Although the Semantic Web is in its infancy, a significant number of resource descriptions have already been made available in accordance with the principles outlined above. Descriptions published according to these principles are often referred to as “Linked Data.” Prominent examples include: DBpedia, a graph of descriptions of subjects of Wikipedia articles; the Virtual International Authority File(VIAF), a graph of descriptions of names collected from various national libraries’ name authority files; GeoNames, a graph of descriptions of places; and Data.gov.uk, a graph of descriptions of public data made available by the UK government.
Despite the growing amount of Linked Data, tools for working with graph-structured data are still immature in comparison to the XML toolchain and Web programming languages. Although there is an XML syntax for RDF, using the XML toolchain to work with graph-structured data is generally a bad idea. And just as most programming languages do not support natively working with tree structures, most do not support natively working with graph structures either. Storing and querying graph-structured data efficiently requires a graph database or triple store.
Still, the Semantic Web world has much to recommend it. Having a common way of identifying resources (the URI) and a single shared metamodel (RDF) for all resource descriptions makes it much easier to combine descriptions from different sources. To gauge whether your resource descriptions are or ought to be part of the Semantic Web world, ask yourself the following questions:
Is the web the primary platform upon which I will be making my descriptions available?
Is it important that I be able to easily and freely aggregate the elements of my descriptions in different ways and to combine them with descriptions created by others?
Are my descriptions best modeled as graph structures?
Have the vocabularies I need or want to use been created using RDF?
Do I need to work with a body of existing descriptions that have been published as Linked Data?
If the answer to one or more of these questions is “yes,” then chances are good that you should be working within the Semantic Web world, and you ought to become familiar with conceptualizing your descriptions as graphs and working with them using Semantic Web tools.

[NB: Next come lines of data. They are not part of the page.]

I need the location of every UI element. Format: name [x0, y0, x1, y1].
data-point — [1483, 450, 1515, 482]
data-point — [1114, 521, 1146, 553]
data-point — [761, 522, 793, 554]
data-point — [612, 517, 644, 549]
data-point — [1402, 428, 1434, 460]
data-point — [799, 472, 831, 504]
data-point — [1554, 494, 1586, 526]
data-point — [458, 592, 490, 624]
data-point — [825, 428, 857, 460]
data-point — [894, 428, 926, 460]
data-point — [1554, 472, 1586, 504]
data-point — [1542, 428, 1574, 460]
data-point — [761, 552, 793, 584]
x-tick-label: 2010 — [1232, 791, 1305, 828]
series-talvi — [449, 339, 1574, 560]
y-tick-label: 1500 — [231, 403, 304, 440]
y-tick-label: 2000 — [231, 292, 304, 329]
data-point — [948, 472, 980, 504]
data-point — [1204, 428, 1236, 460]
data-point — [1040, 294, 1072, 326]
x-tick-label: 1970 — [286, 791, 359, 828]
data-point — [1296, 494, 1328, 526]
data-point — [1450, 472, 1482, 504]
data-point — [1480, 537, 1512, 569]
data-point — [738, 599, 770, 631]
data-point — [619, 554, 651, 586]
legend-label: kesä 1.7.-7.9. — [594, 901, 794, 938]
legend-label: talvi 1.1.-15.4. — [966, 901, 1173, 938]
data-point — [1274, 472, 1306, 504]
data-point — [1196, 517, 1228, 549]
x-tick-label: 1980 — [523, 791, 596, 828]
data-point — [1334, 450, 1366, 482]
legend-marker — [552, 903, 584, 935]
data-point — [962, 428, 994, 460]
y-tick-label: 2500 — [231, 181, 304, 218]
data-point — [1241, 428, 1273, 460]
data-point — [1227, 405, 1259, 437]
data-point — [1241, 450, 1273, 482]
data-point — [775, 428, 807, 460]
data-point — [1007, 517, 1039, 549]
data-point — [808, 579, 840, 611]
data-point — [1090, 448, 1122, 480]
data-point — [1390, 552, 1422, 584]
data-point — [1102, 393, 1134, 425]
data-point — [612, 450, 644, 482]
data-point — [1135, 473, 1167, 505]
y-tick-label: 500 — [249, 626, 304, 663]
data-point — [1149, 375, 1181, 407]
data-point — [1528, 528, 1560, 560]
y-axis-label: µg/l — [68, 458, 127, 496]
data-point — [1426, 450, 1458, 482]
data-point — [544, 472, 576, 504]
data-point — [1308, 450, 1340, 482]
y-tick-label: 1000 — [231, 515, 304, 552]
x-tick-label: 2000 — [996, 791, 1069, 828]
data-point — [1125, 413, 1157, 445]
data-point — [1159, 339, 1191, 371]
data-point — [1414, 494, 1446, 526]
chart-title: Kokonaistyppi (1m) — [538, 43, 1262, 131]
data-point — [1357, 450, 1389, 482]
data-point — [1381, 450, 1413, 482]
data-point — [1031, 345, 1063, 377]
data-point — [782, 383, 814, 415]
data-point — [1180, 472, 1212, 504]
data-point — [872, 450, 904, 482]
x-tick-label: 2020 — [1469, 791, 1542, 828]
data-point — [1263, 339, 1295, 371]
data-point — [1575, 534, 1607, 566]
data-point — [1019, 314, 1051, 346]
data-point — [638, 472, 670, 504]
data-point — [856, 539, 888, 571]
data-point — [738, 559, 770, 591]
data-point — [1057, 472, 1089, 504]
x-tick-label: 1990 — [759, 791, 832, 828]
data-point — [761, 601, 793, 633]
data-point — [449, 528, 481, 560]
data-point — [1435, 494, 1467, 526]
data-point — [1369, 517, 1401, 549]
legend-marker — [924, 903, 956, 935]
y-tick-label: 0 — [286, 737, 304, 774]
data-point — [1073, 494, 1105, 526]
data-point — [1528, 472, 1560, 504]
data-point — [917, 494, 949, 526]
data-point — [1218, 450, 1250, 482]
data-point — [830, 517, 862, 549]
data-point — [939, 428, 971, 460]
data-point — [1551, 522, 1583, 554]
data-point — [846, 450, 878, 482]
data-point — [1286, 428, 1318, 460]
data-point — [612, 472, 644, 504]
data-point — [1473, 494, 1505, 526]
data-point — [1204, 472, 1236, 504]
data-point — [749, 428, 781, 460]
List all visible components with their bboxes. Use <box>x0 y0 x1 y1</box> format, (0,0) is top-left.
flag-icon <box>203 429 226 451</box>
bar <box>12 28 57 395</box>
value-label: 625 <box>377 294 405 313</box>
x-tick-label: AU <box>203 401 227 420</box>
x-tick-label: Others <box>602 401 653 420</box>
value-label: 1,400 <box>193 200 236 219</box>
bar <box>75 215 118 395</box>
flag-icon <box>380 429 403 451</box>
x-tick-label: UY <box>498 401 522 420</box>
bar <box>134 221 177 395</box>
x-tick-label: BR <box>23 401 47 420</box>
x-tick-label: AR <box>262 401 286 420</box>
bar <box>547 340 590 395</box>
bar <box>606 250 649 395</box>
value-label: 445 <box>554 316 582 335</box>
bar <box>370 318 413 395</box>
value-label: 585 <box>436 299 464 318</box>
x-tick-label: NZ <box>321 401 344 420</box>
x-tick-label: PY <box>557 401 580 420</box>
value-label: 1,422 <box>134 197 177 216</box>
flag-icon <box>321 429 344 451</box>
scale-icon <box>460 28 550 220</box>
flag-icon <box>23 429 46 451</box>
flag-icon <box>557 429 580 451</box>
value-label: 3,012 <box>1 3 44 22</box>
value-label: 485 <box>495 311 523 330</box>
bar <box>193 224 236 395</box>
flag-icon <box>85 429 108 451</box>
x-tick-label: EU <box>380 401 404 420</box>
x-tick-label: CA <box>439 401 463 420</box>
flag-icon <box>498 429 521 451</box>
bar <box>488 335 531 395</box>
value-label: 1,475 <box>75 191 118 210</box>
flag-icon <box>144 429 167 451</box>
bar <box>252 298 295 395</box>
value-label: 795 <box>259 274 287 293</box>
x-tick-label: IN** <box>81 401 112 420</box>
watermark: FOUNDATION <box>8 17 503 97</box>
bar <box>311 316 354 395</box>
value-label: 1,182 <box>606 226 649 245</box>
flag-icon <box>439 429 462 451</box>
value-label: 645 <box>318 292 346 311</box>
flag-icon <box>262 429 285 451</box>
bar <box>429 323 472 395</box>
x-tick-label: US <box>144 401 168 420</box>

It should be noted that the content of the Infoset for a given document may be affected by knowledge of any related DTDs or schemas. That is to say that, upon examination of a given XML document instance, its Infoset may be augmented with some useful information, such as default attribute values and attribute types. (See Inclusions and References.)
Microdata is an invention of WHATWG and exists and part of what they call a “living standard.” It was supported by Google, so it was widely used and there exist numerous controlled vocabularies, including those for creative works, persons, events and organizations. Support for microdata has since been withdrawn from Apple Safari and Google Chrome browsers.
Microformats is a non-standard that emerged from the community and has been sponsored by CommerceNet and Microformats.org.
It is worth noting that URIs are not required to have anything at their endpoints. Resolvability of URIs is evangelized as a best practice for Linked Data but not a requirement within the broader Semantic Web paradigm. Merely asserting that a URI is associated with a book is enough. If the URI can return a description or a resource, so much the better, but if not, at least you can talk about the book by referring to the same URI.
Many more available datasets are listed at linkeddata.org.